Lets go through the above code samples again, this time looking at the PHP 7 semantics. For the sake of brevity I will stop writing the individual zvals of the variables and only show what structure they point to.

$a = [];  // $a                                     -> zend_array_1(refcount=1, value=[])
$b =& $a; // $a, $b -> zend_reference_1(refcount=2) -> zend_array_1(refcount=1, value=[])

$b[] = 1; // $a, $b -> zend_reference_1(refcount=2) -> zend_array_1(refcount=1, value=[1])

The by-reference assignment created a new zend_reference. Note that the refcount is 2 on the reference (because two variables are part of the PHP reference set), but the value itself only has a refcount of 1 (because one zend_reference structure points to it). Now consider the case where references and non-references are mixed:

$a = [];  // $a         -> zend_array_1(refcount=1, value=[])
$b = $a;  // $a, $b,    -> zend_array_1(refcount=2, value=[])
$c = $b   // $a, $b, $c -> zend_array_1(refcount=3, value=[])

$d =& $c; // $a, $b                                 -> zend_array_1(refcount=3, value=[])
          // $c, $d -> zend_reference_1(refcount=2) ---^
          // Note that all variables share the same zend_array, even though some are
          // PHP references and some aren't.

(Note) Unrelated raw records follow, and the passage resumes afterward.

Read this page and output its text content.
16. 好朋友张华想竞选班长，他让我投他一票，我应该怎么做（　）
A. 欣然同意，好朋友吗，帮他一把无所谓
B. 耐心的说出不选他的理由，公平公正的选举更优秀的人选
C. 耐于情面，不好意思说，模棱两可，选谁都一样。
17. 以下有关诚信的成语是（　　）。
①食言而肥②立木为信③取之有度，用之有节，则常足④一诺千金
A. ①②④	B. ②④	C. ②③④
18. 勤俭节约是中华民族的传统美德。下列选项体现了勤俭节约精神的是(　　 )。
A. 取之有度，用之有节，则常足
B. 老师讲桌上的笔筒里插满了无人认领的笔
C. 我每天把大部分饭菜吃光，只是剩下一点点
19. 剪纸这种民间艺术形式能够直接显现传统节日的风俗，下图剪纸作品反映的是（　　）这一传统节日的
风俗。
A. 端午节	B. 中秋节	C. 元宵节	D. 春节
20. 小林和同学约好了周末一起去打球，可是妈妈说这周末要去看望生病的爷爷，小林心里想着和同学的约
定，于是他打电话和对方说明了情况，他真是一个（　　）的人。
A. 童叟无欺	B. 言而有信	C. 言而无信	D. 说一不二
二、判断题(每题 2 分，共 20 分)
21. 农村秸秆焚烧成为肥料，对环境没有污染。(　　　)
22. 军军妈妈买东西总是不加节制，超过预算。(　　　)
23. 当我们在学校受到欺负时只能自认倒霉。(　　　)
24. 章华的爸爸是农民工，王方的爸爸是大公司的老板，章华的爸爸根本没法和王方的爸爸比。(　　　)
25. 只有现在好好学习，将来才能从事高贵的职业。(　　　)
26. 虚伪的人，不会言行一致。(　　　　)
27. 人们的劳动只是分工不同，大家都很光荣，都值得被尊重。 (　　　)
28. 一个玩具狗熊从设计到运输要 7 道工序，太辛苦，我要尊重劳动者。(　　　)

$d[] = 1; // $a, $b                                 -> zend_array_1(refcount=2, value=[])
          // $c, $d -> zend_reference_1(refcount=2) -> zend_array_2(refcount=1, value=[1])
          // Only at this point, once an assignment occurs, the zend_array is duplicated.

The important difference to PHP 5 is that all variables were able to share the same array, even though some were PHP references and some weren’t. Only once some kind of modification is performed the array will be separated. This means that in PHP 7 it’s safe to pass a large, referenced array to count(), it is not going to be duplicated. References will still be slower than normal values, because they require allocation of the zend_reference structure (and indirection through it) and are usually not handled in the fast-path of engine code.

Wrapping up

To summarize, the primary change that was implemented in PHP 7 is that zvals are no longer individually heap-allocated and no longer store a refcount themselves. Instead any complex values they may point to (like strings, array or objects) will store the refcount themselves. This usually leads to less allocations, less indirection and less memory usage.

In the second part of this article the remaining complex types will be discussed.